Rep. Phil Gramm (D.-Tex.), an opponent, said he may lead a fight to take the provision out in committee or on the floor.
Gramm said he had come to the conclusion that the Maguire provision isn't a good idea because there are already two statewide projects on it under way, plus four others being conducted on a voluntary basis. Moreover, he said, Blue Cross/Blue Shield has under way at least 30 experiments with second opinions.
Gramm said "no conclusive results have occurred from states that have it." In view of the fact that widespread experiments are under way, he said, there isn't any reason to spend $6 million; it would be much better to study the results of programs in existence.
"The loser here is the American taxpayer," Gramm said. He said that he had called a meeting of some of those opposed to Maguire's provision and that AMA lobbyist Jim Drake had attended, but it was his own idea and he wasn't acting at the request of the AMA.
"Always get a second opinion" has long been folklore medical wisdom.But health experts now see the use of second opinions to ward off needless surgery as a potential major cost-saving device. Former Health, Education and Welfare secretary Joseph A. Califano Jr. frequently spoke of it, and HEW put in a rule saying a patient could seek a second opinion and Medicare or Medicaid would pay for part of it.
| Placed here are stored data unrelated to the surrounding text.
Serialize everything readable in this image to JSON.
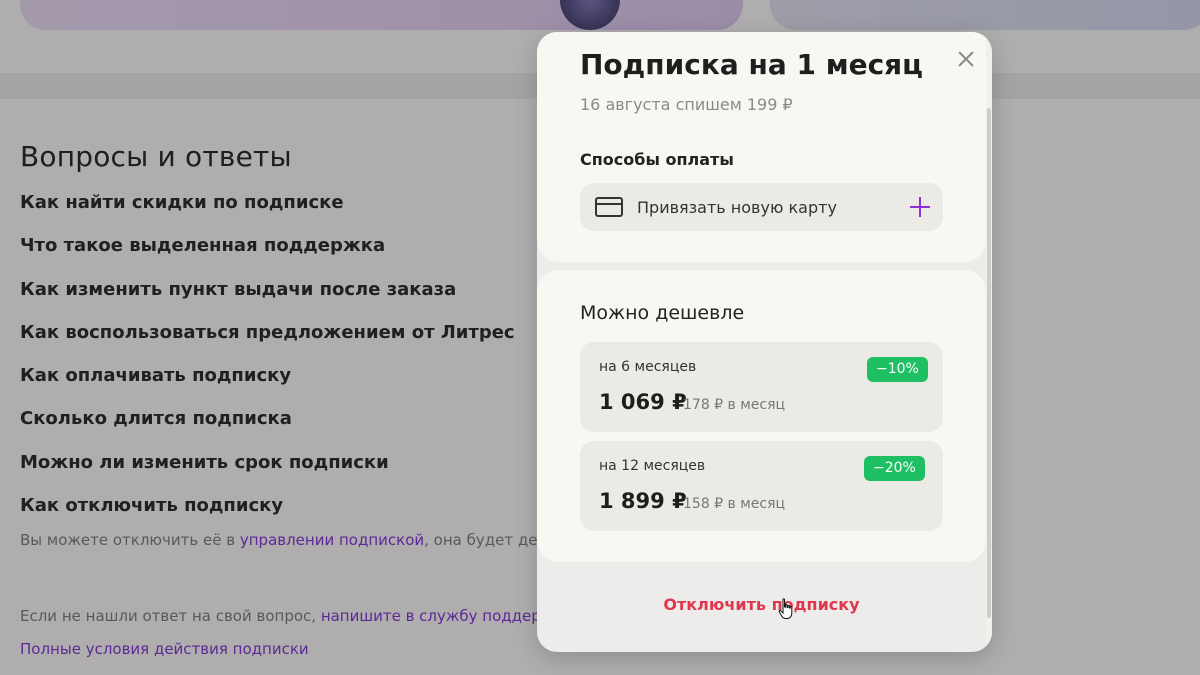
{
  "faq": {
    "title": "Вопросы и ответы",
    "questions": [
      "Как найти скидки по подписке",
      "Что такое выделенная поддержка",
      "Как изменить пункт выдачи после заказа",
      "Как воспользоваться предложением от Литрес",
      "Как оплачивать подписку",
      "Сколько длится подписка",
      "Можно ли изменить срок подписки",
      "Как отключить подписку"
    ],
    "answer_prefix": "Вы можете отключить её в ",
    "answer_link": "управлении подпиской",
    "answer_suffix": ", она будет де",
    "help_prefix": "Если не нашли ответ на свой вопрос, ",
    "help_link": "напишите в службу поддер",
    "terms_link": "Полные условия действия подписки"
  },
  "modal": {
    "title": "Подписка на 1 месяц",
    "subtitle": "16 августа спишем 199 ₽",
    "payment_label": "Способы оплаты",
    "add_card_label": "Привязать новую карту",
    "cheaper_title": "Можно дешевле",
    "offers": [
      {
        "period": "на 6 месяцев",
        "discount": "−10%",
        "price": "1 069 ₽",
        "per_month": "178 ₽ в месяц"
      },
      {
        "period": "на 12 месяцев",
        "discount": "−20%",
        "price": "1 899 ₽",
        "per_month": "158 ₽ в месяц"
      }
    ],
    "cancel_label": "Отключить подписку"
  },
  "colors": {
    "accent": "#7b2fd1",
    "discount_badge": "#1fbf63",
    "cancel": "#e0374f"
  },
  "icons": {
    "close": "close-icon",
    "card": "credit-card-icon",
    "add": "plus-icon",
    "cursor": "hand-pointer-icon"
  }
}
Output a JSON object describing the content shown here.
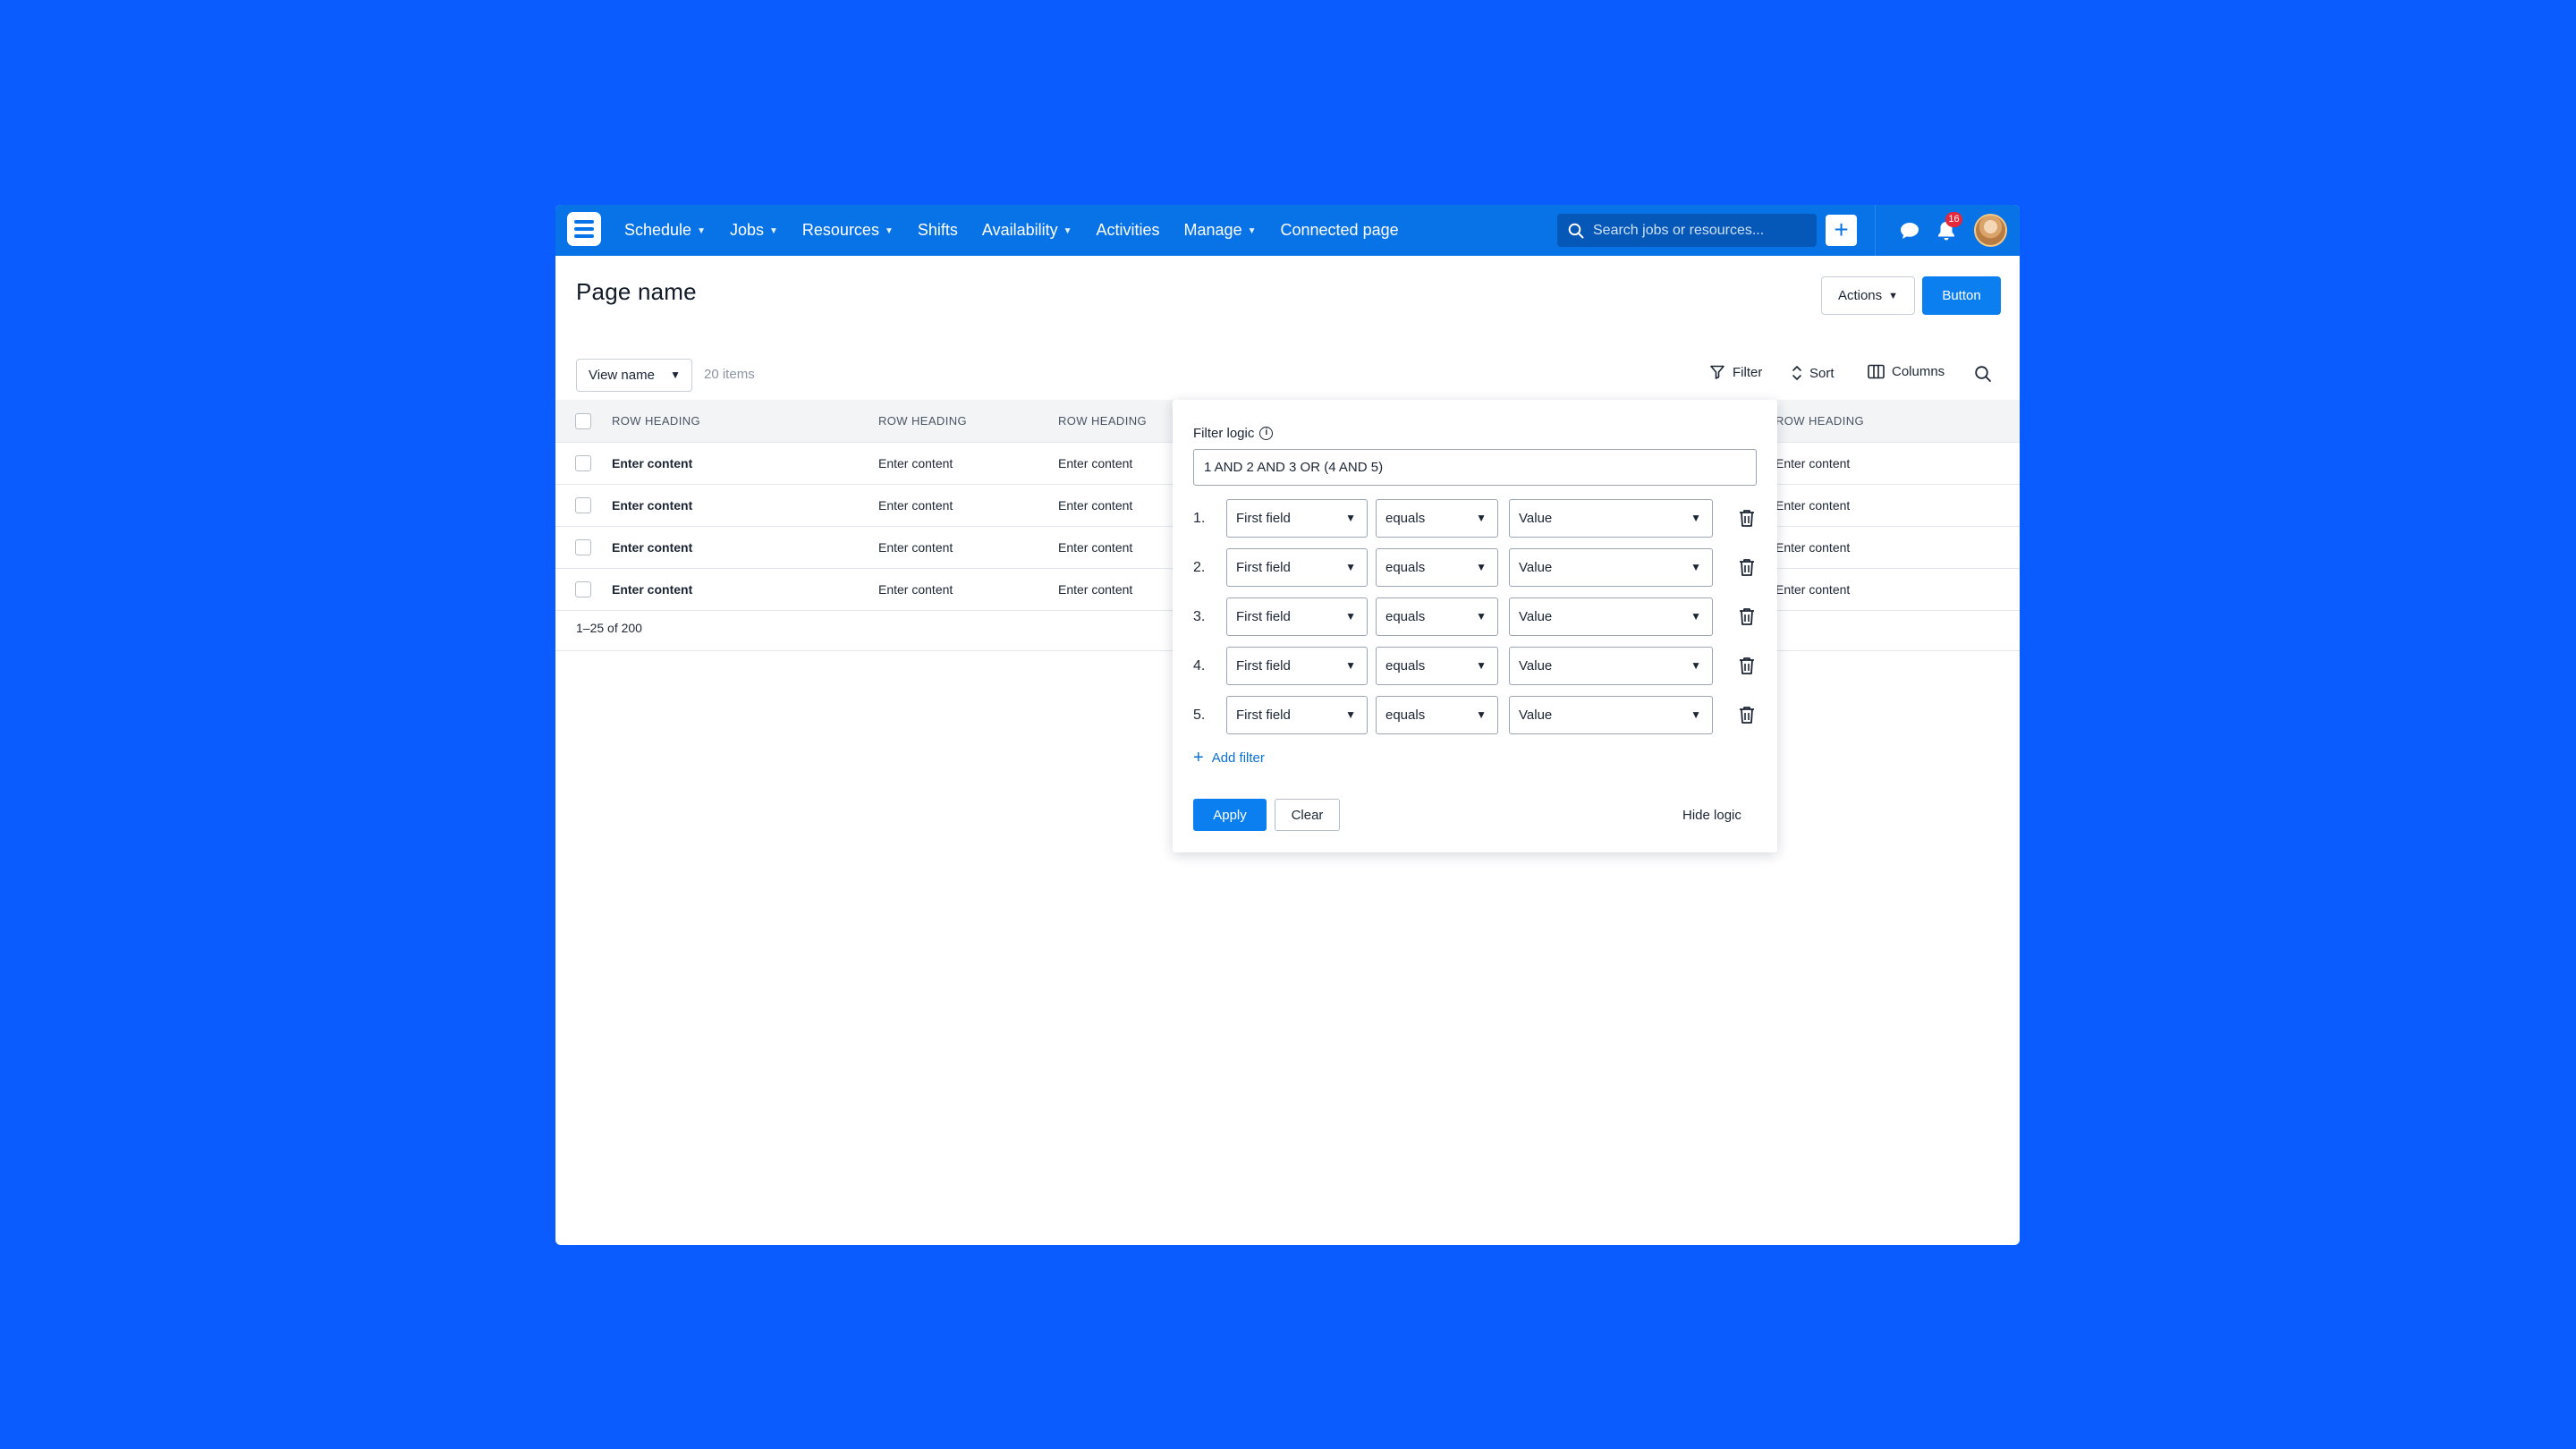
{
  "nav": {
    "items": [
      {
        "label": "Schedule",
        "dropdown": true
      },
      {
        "label": "Jobs",
        "dropdown": true
      },
      {
        "label": "Resources",
        "dropdown": true
      },
      {
        "label": "Shifts",
        "dropdown": false
      },
      {
        "label": "Availability",
        "dropdown": true
      },
      {
        "label": "Activities",
        "dropdown": false
      },
      {
        "label": "Manage",
        "dropdown": true
      },
      {
        "label": "Connected page",
        "dropdown": false
      }
    ],
    "search_placeholder": "Search jobs or resources...",
    "notification_count": "16",
    "icons": [
      "logo-icon",
      "search-icon",
      "plus-icon",
      "chat-icon",
      "bell-icon",
      "avatar"
    ],
    "accent_color": "#0873e6"
  },
  "header": {
    "title": "Page name",
    "actions_label": "Actions",
    "button_label": "Button"
  },
  "toolbar": {
    "view_name": "View name",
    "item_count": "20 items",
    "filter_label": "Filter",
    "sort_label": "Sort",
    "columns_label": "Columns"
  },
  "table": {
    "headers": [
      "ROW HEADING",
      "ROW HEADING",
      "ROW HEADING",
      "ROW HEADING"
    ],
    "rows": [
      [
        "Enter content",
        "Enter content",
        "Enter content",
        "Enter content"
      ],
      [
        "Enter content",
        "Enter content",
        "Enter content",
        "Enter content"
      ],
      [
        "Enter content",
        "Enter content",
        "Enter content",
        "Enter content"
      ],
      [
        "Enter content",
        "Enter content",
        "Enter content",
        "Enter content"
      ]
    ],
    "pagination": "1–25 of 200"
  },
  "filter_panel": {
    "logic_label": "Filter logic",
    "logic_value": "1 AND 2 AND 3 OR (4 AND 5)",
    "rows": [
      {
        "num": "1.",
        "field": "First field",
        "operator": "equals",
        "value": "Value"
      },
      {
        "num": "2.",
        "field": "First field",
        "operator": "equals",
        "value": "Value"
      },
      {
        "num": "3.",
        "field": "First field",
        "operator": "equals",
        "value": "Value"
      },
      {
        "num": "4.",
        "field": "First field",
        "operator": "equals",
        "value": "Value"
      },
      {
        "num": "5.",
        "field": "First field",
        "operator": "equals",
        "value": "Value"
      }
    ],
    "add_filter_label": "Add filter",
    "apply_label": "Apply",
    "clear_label": "Clear",
    "hide_logic_label": "Hide logic"
  }
}
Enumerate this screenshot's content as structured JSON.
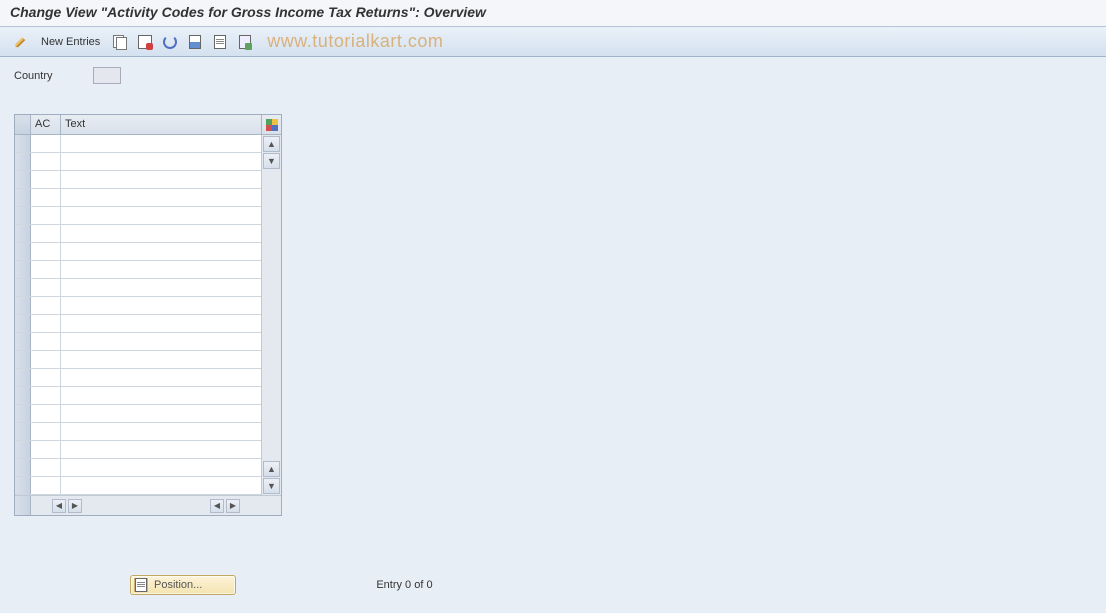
{
  "title": "Change View \"Activity Codes for Gross Income Tax Returns\": Overview",
  "toolbar": {
    "new_entries_label": "New Entries"
  },
  "watermark": "www.tutorialkart.com",
  "fields": {
    "country_label": "Country",
    "country_value": ""
  },
  "table": {
    "columns": {
      "ac": "AC",
      "text": "Text"
    },
    "rows": [
      {
        "ac": "",
        "text": ""
      },
      {
        "ac": "",
        "text": ""
      },
      {
        "ac": "",
        "text": ""
      },
      {
        "ac": "",
        "text": ""
      },
      {
        "ac": "",
        "text": ""
      },
      {
        "ac": "",
        "text": ""
      },
      {
        "ac": "",
        "text": ""
      },
      {
        "ac": "",
        "text": ""
      },
      {
        "ac": "",
        "text": ""
      },
      {
        "ac": "",
        "text": ""
      },
      {
        "ac": "",
        "text": ""
      },
      {
        "ac": "",
        "text": ""
      },
      {
        "ac": "",
        "text": ""
      },
      {
        "ac": "",
        "text": ""
      },
      {
        "ac": "",
        "text": ""
      },
      {
        "ac": "",
        "text": ""
      },
      {
        "ac": "",
        "text": ""
      },
      {
        "ac": "",
        "text": ""
      },
      {
        "ac": "",
        "text": ""
      },
      {
        "ac": "",
        "text": ""
      }
    ]
  },
  "footer": {
    "position_label": "Position...",
    "entry_text": "Entry 0 of 0"
  }
}
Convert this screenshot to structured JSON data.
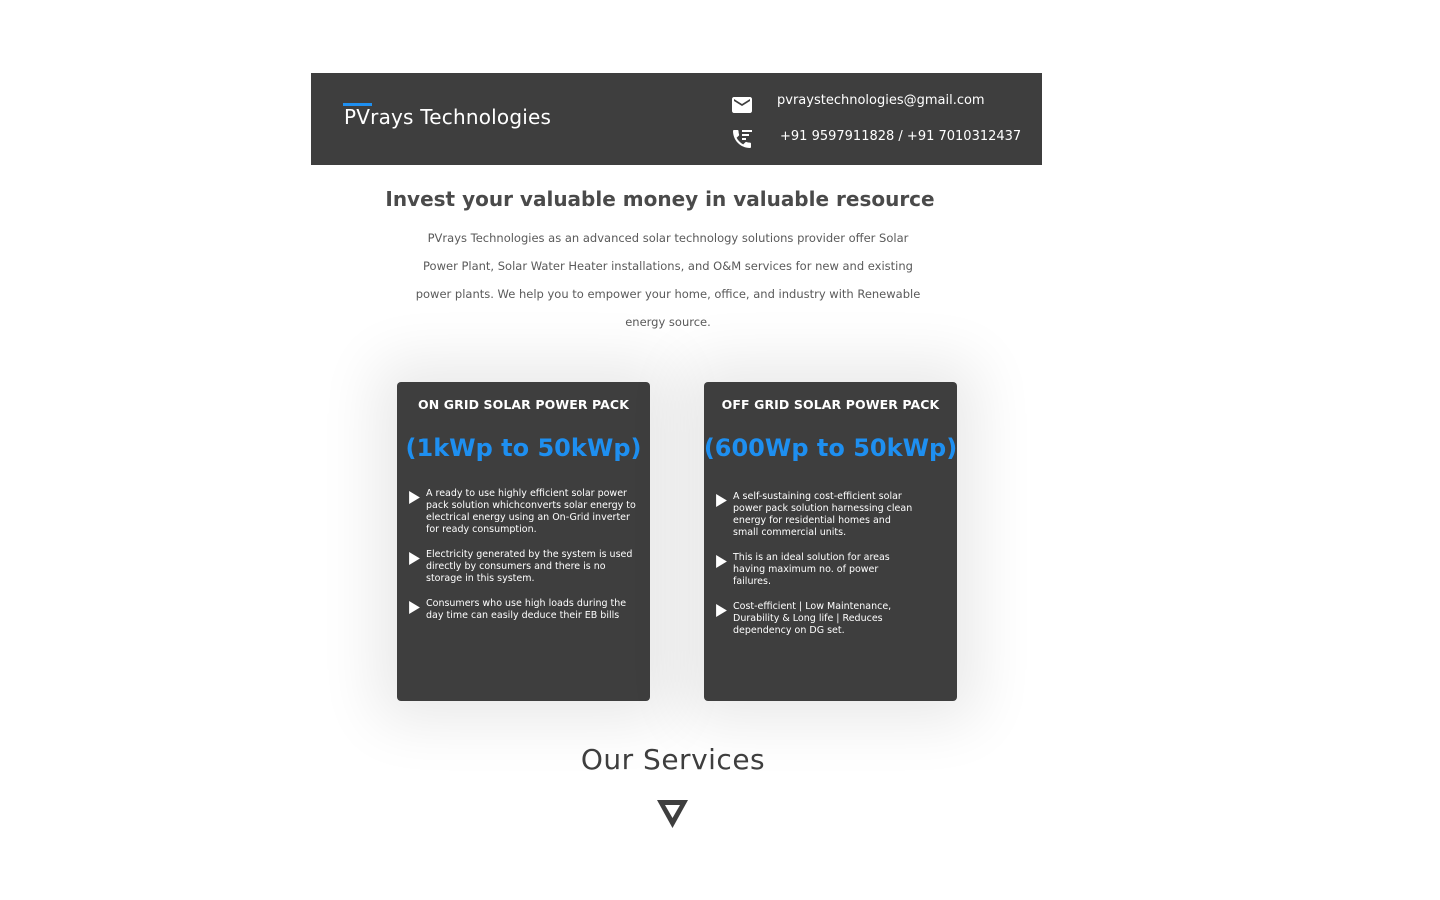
{
  "header": {
    "brand": "PVrays Technologies",
    "email": "pvraystechnologies@gmail.com",
    "phone": "+91 9597911828 / +91 7010312437",
    "email_icon": "mail-icon",
    "phone_icon": "phone-icon"
  },
  "hero": {
    "headline": "Invest your valuable money in valuable resource",
    "intro": "PVrays Technologies as an advanced solar technology solutions provider offer Solar Power Plant, Solar Water Heater installations, and O&M services for new and existing power plants. We help you to empower your home, office, and industry with Renewable energy source."
  },
  "cards": [
    {
      "title": "ON GRID SOLAR POWER PACK",
      "range": "(1kWp to 50kWp)",
      "bullets": [
        "A ready to use highly efficient solar power pack solution whichconverts solar energy to electrical energy using an On-Grid inverter for ready consumption.",
        "Electricity generated by the system is used directly by consumers and there is no storage in this system.",
        "Consumers who use high loads during the day time can easily deduce their EB bills"
      ]
    },
    {
      "title": "OFF GRID SOLAR POWER PACK",
      "range": "(600Wp to 50kWp)",
      "bullets": [
        "A self-sustaining cost-efficient solar power pack solution harnessing clean energy for residential homes and small commercial units.",
        "This is an ideal solution for areas having maximum no. of power failures.",
        "Cost-efficient | Low Maintenance, Durability & Long life | Reduces dependency on DG set."
      ]
    }
  ],
  "services": {
    "title": "Our Services",
    "icon": "down-triangle-icon"
  },
  "colors": {
    "dark": "#3e3e3e",
    "accent": "#1e8ff0",
    "text": "#4a4a4a"
  }
}
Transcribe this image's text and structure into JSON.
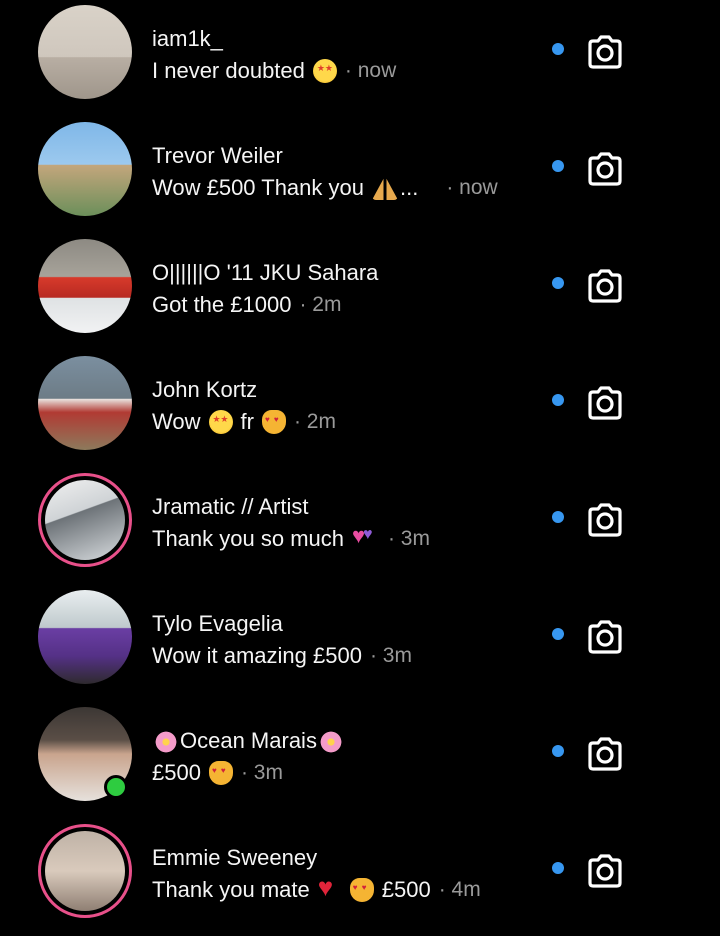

But whether it should be mandatory is another issue. Under Maguire's plan, a patient advised to have surgery by his initial doctor would have to get the opinion of a second; but the patient could then decide to go ahead even if the second doctor advised against. In practice, many patients decide against it in such a case.
Maguire said mandatory programs are quite different from voluntary because they cover everybody and you get a wider range of samples and of savings; so the fact that voluntary programs are being tried out doesn't make mandatory experiments less necessary.
The seven-state mandatory experiment would be far larger than anything being tried out now, he said.
Maguire said he told the AMA's Drake that in view of the fact that he'd cut his proposal down to demonstration projects, "I can't understand why you guys aren't supporting it."
But Gramm said that in view of the other studies already under way, "it's a frivolous proposal" to go ahead with seven more.